Forum Name: Heart Failure
|easycomplications - Sat Jan 10, 2009 2:47 pm||
A friend of mine lost her father last year after a heart attack. She was told he coded while on life support, but has been unsure about it. I'm pretty sure it's possible but i think she needs more assurance then that. I've searched up and down the web for a medical answer and haven't found one. If you could help me out with an answer i could provide her to answer her concerns, i'd greatly appreciate it. Thankyou for your time.

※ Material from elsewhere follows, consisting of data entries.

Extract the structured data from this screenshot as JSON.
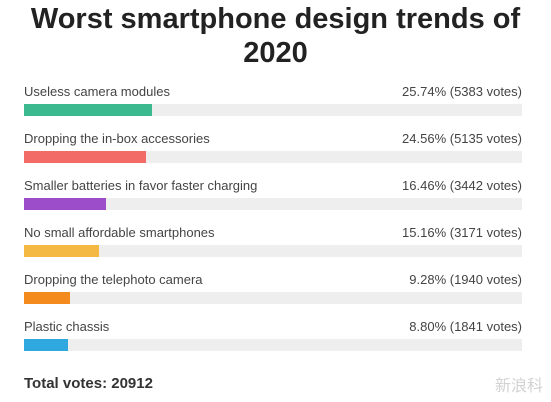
{
  "poll": {
    "title_line1": "Worst smartphone design trends of",
    "title_line2": "2020",
    "options": [
      {
        "label": "Useless camera modules",
        "result": "25.74% (5383 votes)",
        "percent": 25.74,
        "color": "#3cb98f"
      },
      {
        "label": "Dropping the in-box accessories",
        "result": "24.56% (5135 votes)",
        "percent": 24.56,
        "color": "#f26b66"
      },
      {
        "label": "Smaller batteries in favor faster charging",
        "result": "16.46% (3442 votes)",
        "percent": 16.46,
        "color": "#9b4dca"
      },
      {
        "label": "No small affordable smartphones",
        "result": "15.16% (3171 votes)",
        "percent": 15.16,
        "color": "#f4b942"
      },
      {
        "label": "Dropping the telephoto camera",
        "result": "9.28% (1940 votes)",
        "percent": 9.28,
        "color": "#f48a1e"
      },
      {
        "label": "Plastic chassis",
        "result": "8.80% (1841 votes)",
        "percent": 8.8,
        "color": "#2fa8e0"
      }
    ],
    "total_label": "Total votes:",
    "total_value": "20912"
  },
  "watermark": {
    "text": "新浪科"
  }
}
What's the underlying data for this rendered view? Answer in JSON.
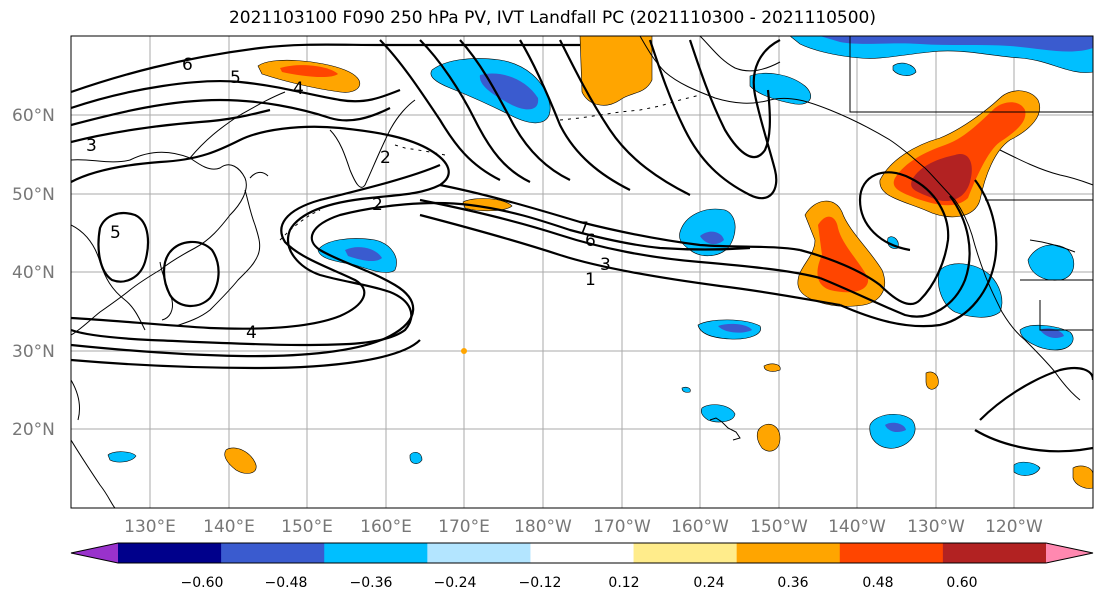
{
  "title": "2021103100 F090 250 hPa PV, IVT Landfall PC (2021110300 - 2021110500)",
  "map": {
    "lat_labels": [
      "60°N",
      "50°N",
      "40°N",
      "30°N",
      "20°N"
    ],
    "lon_labels": [
      "130°E",
      "140°E",
      "150°E",
      "160°E",
      "170°E",
      "180°W",
      "170°W",
      "160°W",
      "150°W",
      "140°W",
      "130°W",
      "120°W"
    ],
    "contour_labels": [
      "6",
      "5",
      "4",
      "3",
      "2",
      "2",
      "7",
      "6",
      "3",
      "1",
      "5",
      "4"
    ]
  },
  "colorbar": {
    "tick_labels": [
      "−0.60",
      "−0.48",
      "−0.36",
      "−0.24",
      "−0.12",
      "0.12",
      "0.24",
      "0.36",
      "0.48",
      "0.60"
    ],
    "colors": [
      "#9932cc",
      "#00008b",
      "#3a5bcf",
      "#00bfff",
      "#b3e5ff",
      "#ffffff",
      "#ffec8b",
      "#ffa500",
      "#ff4500",
      "#b22222",
      "#ff88b0"
    ]
  }
}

|John Kenyon, CNA - Sat Jan 10, 2009 10:30 pm||
It is technically possible to code while on life support, although it's kind of a grey area. If the heart stops producing its own sinus impulse, eventually, over a period of anywhere from a few seconds to a few hours, the heart will stop beating on its own. "Life support" generally means maintaining artificial mechanical respiration, which tends to give the heart an atrial "kick" and keep it beating, but if the sinus node fails, and the ventricles then slowly fail also, once cardiac activity stops and is unexpected and unplanned (depending upon whether the patient had a "do not resucistate" -- DNR -- or not) the code is called. Otherwise it's considered that the patient simply "expired." The result is the same if there is a DNR order or if the heart's electrical system simply won't respond anymore.
If there is no DNR and the patient's heart is restarted, it is a code with successful resucitation.
As I said, it's something of a grey area, as some people mean by "coded" that the heart stopped, which is entirely possible while on life support.
I hope this answers your question and reassures your friend.